Test and Measurement Challenges and Responses

      Zhang Xin: In the testing and measurement process of Gallium Oxide devices, what prominent difficulties and pain points have you encountered?

      Professor Huang Wenhai: The special electrical and optical properties of Gallium Oxide devices have brought many technical challenges to testing and measurement. For instance, due to the high withstand voltage characteristics of Gallium Oxide devices, high-precision and highly stable testing equipment is required when measuring their electrical parameters. In addition, for the measurement of the optical properties of the device, such as ultraviolet emission and absorption, specialized spectral analysis equipment is also required.

      Zhang Xin: How have these testing difficulties affected the research and development, production and quality control of Gallium Oxide devices? How do you deal with these challenges in your actual work?

      Professor Huang Wenhai: These testing difficulties have had a significant impact on the research and development, production, and quality control of Gallium Oxide devices. To address these challenges, we have adopted a variety of advanced measurement methods, such as scanning electron microscopy (SEM), transmission electron microscopy (TEM), and X-ray photoelectron spectroscopy (XPS), to comprehensively characterize the performance of Gallium Oxide devices. At the same time, we also used Tektronix/Keithley's test measurement solutions, the high precision and stability of which are crucial to our research.

Future Outlook: The Development Direction of Gallium Oxide devices

      Zhang Xin: Could you please make a forward-looking prediction on the development direction of Gallium Oxide devices in the next 5 to 10 years? In this process, what key technological innovations do you think will emerge?
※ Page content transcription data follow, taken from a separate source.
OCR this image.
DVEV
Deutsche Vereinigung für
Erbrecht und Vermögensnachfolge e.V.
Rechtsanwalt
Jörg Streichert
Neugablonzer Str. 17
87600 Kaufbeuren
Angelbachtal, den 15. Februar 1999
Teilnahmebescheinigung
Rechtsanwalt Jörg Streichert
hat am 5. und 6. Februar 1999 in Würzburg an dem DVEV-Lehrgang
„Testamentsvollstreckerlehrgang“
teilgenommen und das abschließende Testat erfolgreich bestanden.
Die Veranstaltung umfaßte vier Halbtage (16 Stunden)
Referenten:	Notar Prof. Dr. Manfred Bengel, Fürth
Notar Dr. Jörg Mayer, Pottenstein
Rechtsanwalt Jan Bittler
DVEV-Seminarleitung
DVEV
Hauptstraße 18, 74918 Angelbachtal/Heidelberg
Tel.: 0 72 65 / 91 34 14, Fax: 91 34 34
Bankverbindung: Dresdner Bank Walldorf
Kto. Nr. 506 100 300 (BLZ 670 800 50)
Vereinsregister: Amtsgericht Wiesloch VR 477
      Professor Huang Wenhai: In the next 5 to 10 years, Gallium Oxide devices will achieve breakthroughs in applications with higher voltages, higher frequencies, and higher powers. These applications will drive innovations in power electronics technology and bring new development opportunities to areas such as renewable energy, electric vehicles and smart grids. Meanwhile, I believe that the development of new device structures, the improvement of material quality and the optimization of manufacturing processes will be the key technological innovation points for the future. I believe that through continuous technological innovation and cooperation, Gallium Oxide devices will achieve breakthroughs in more fields and inject new vitality into the development of the global semiconductor industry.